Pourquoi le Parc Astérix remonte aux sources du Nil (et de la BD)
par isis•Pour sa saison 2026, le Parc Astérix a achevé la nouvelle zone Egypte, plus immersiveBenjamin Chapon
L'essentiel
- Le Parc Astérix a achevé la rénovation de sa zone Egypte.
- Les travaux ont duré trois ans et comprennent de nouvelles attractions et restaurants mais aussi des rethématisations de lieux existants.
- Pour Guy Vassel, directeur général adjoint du Parc Astérix, il s’agit d’offrir une plus grande immersion dans le monde des BD Astérix.
«Par Osiris et par Apis, tu es maintenant une zone Egypte, une zone Egypte ! » Le mage Iris, vu dans Les 12 travaux d’Astérix, en perdrait son latin (ou son égyptien) : toute une zone du Parc Astérix est méconnaissable en cette rentrée 2026. Initiée en 2024, la transformation de la zone Egypte est aujourd’hui achevée. Après l’ouverture des attractions La Tour de Numérobis et le Tombeau des dieux (une maison hantée), mais aussi d’un point de restauration P’Oz Kebab et du grand restaurant Les fastes du Nil, la zone s’est encore étoffée.

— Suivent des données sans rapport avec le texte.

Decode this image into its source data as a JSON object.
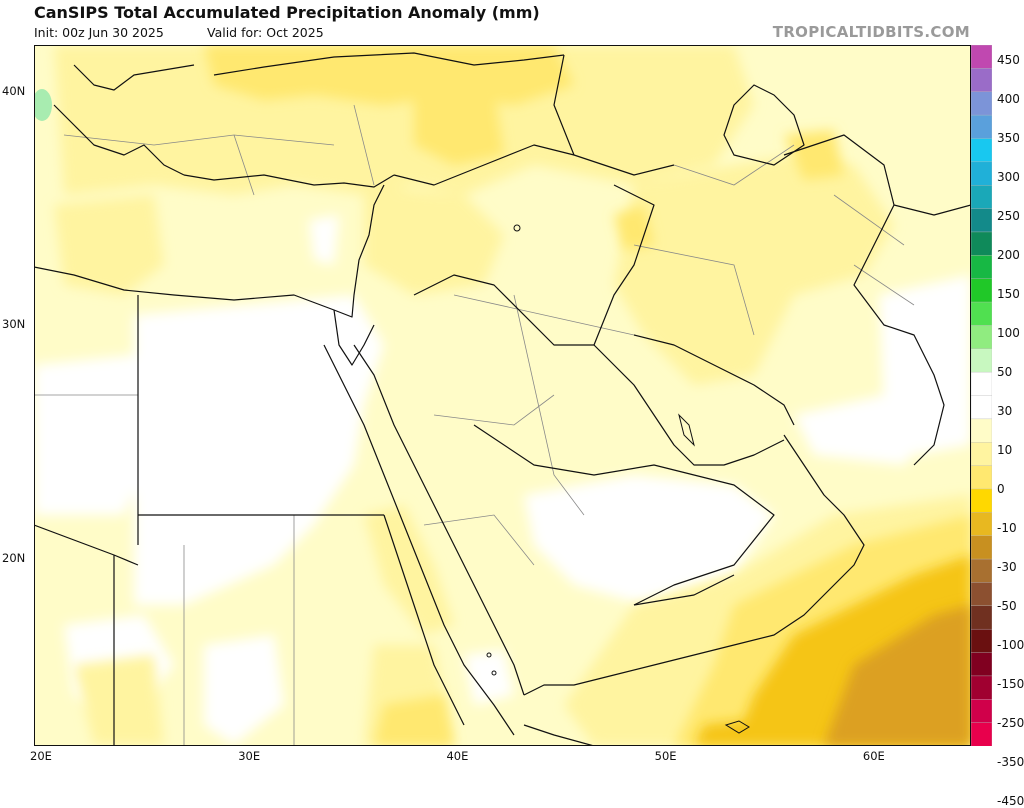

L’ancienne « place 1900 » a disparu, et avec elle toute la zone autrefois intitulée Les rues de Paris. L’Oxygenarium, immense toboggan en bouées, a changé de nom et de thème. Finie l’expérience pneumatique sur le thème steampunk de l’Exposition universelle, l’attraction s’appelle désormais La descente du Nil. A côté, le Restaurant du Cirque, et son immense chapiteau rouge ont été remplacés par Les comptoirs d’Epidemaïs. Enfin, les Chaises volantes s’appellent maintenant L’envol d’Ibis.
« Une cohérence totale »
« Toute cette rethématisation progressive de la zone a demandé trois ans de travaux, raconte Guy Vassel, directeur général adjoint du Parc Astérix. On a suivi la même méthode qu’avec le Festival Toutatis : quand on fait une zone, on fait TOUTE la zone. Il faut viser la cohérence totale pour favoriser l’immersion. » Tout comme les zones Toutatis, gauloise ou romaine, la zone Egypte a donc maintenant une forme d’autonomie avec des attractions pour tous les publics, un spectacle inédit et une offre de restauration.
« La zone manquait d’identité auparavant. Il y avait la grande attraction OzIris, qui était un peu seule. En créant une vraie place égyptienne on voulait donner une forte identité à la zone, qui datait quand même de l’ouverture du parc, il y a trente-cinq ans… » Depuis plusieurs années, la demande des visiteurs à laquelle doivent répondre les parcs d’attractions est celle d’un fort sentiment d’immersion. « Outre la rethématisation des attractions, cela passe beaucoup par les points de restauration, explique Guy Vassel. On a été très attentifs à cette offre, et au décor des restaurants comme Les comptoirs d’Epidemaïs. On a aussi ajouté des jets d’eau et de la végétation qui évoquent l’Egypte. »
Le goûteur de Cléopâtre a ouvert son restaurant
Cette rethématisation de la zone précède l’ouverture d’un nouvel espace, en 2028, dans les anciennes « rues de Paris », une partie couverte abandonnée depuis plusieurs années. C’est là que prendra place la zone Londinium qui fera le lien avec la zone gauloise.
Tous nos articles sur Astérix« Notre ambition est que les visiteurs se retrouvent dans le monde des BD et dessins animés Astérix et aussi que le parc augmente ou étend, en quelque sorte, l’univers des BD, explique Guy Vassel. Il y a une histoire en lien avec le monde d’Astérix derrière chaque élément du parc. Le Grand Splash a été rethématisé pour accueillir les pirates, qui étaient absents du parc. Et dans la zone Egypte, le restaurant Les Fastes du Nil est celui du goûteur de Cléopâtre qui a ouvert son établissement… »
Outre la création de Londinium, le Parc Astérix prépare également le développement de la zone Grèce.